Se puede considerar a Ratzinger como un referente central de las guerras culturales que se libran en la Europa de hoy.
Por el contrario, Flores d’Arcais, aun reconociendo el coraje intelectual y la afabilidad personal de Ratzinger, lo considera como un «afable Papa oscurantista y enemigo declarado e implacable de la modernidad» por su propósito de intentar «restaurar la fe en el lugar de la razón, que, mientras tanto, ha cambiado de la razón de estado a la razón tot court, ciencia más igualdad democrática, haciendo pasar la doctrina moral y social católica, un subproducto de una fe específica, como Ley Natural, Razón universal. Que, por tanto, se aplicará erga omnes, a creyentes y no creyentes, por la fuerza de la ley secular.

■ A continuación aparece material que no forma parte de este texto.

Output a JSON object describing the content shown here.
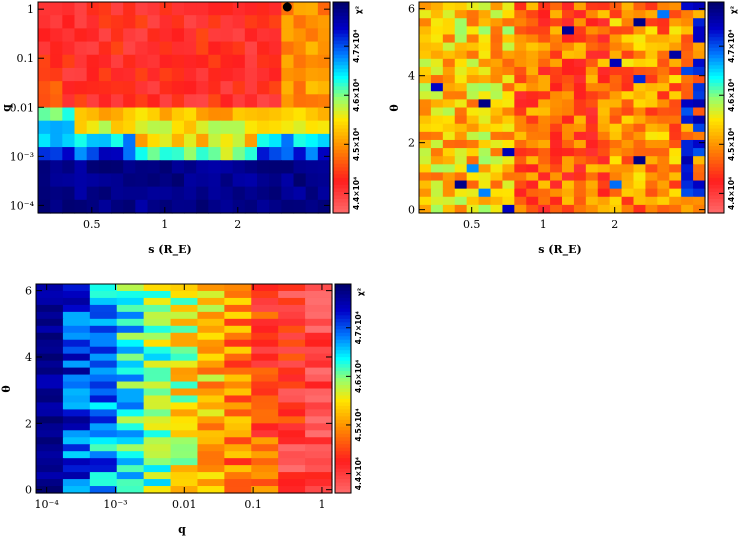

La antigua reivindicación del Santo Oficio vestida de terminología contemporánea» (MicroMega, 4-1-23).
Raíces cristianas de Europa
Desde esta perspectiva, se puede considerar a Ratzinger como un referente central en las guerras culturales que se libran en la Europa de hoy (Gorka Larrabeiti a CTXT, 9-1-23) y de las cuales ha sido un ejemplo la polémica sobre la posible mención de las raíces cristianas de Europa en el preámbulo de la non nata Constitución Europea, como ha recordado oportunamente Josep Maria Ruiz Simon (La Vanguardia, 17-1-23): «la querella en torno a la no mención de las raíces cristianas no fue un entretenimiento banal para historiadores, sino una disputa sobre el papel que debía interpretar la religión en la política europea y sobre si su reconocimiento como parte esencial de la identidad histórica de Europa podía dar alas a ciertas pretensiones eclesiásticas de tutelar la concordancia entre la interpretación de los derechos de los ciudadanos europeos y unos “valores de la UE” predefinidos como cristianos. Seguramente este es uno de los motivos por los cuales tiende a pasar desapercibida la articulación de aquella querella con las presentes batallas culturales de la extrema derecha ultraconservadora, que quiere poner la cuestión de la identidad en el centro del debate político y convertir la religión en el núcleo de esta identidad».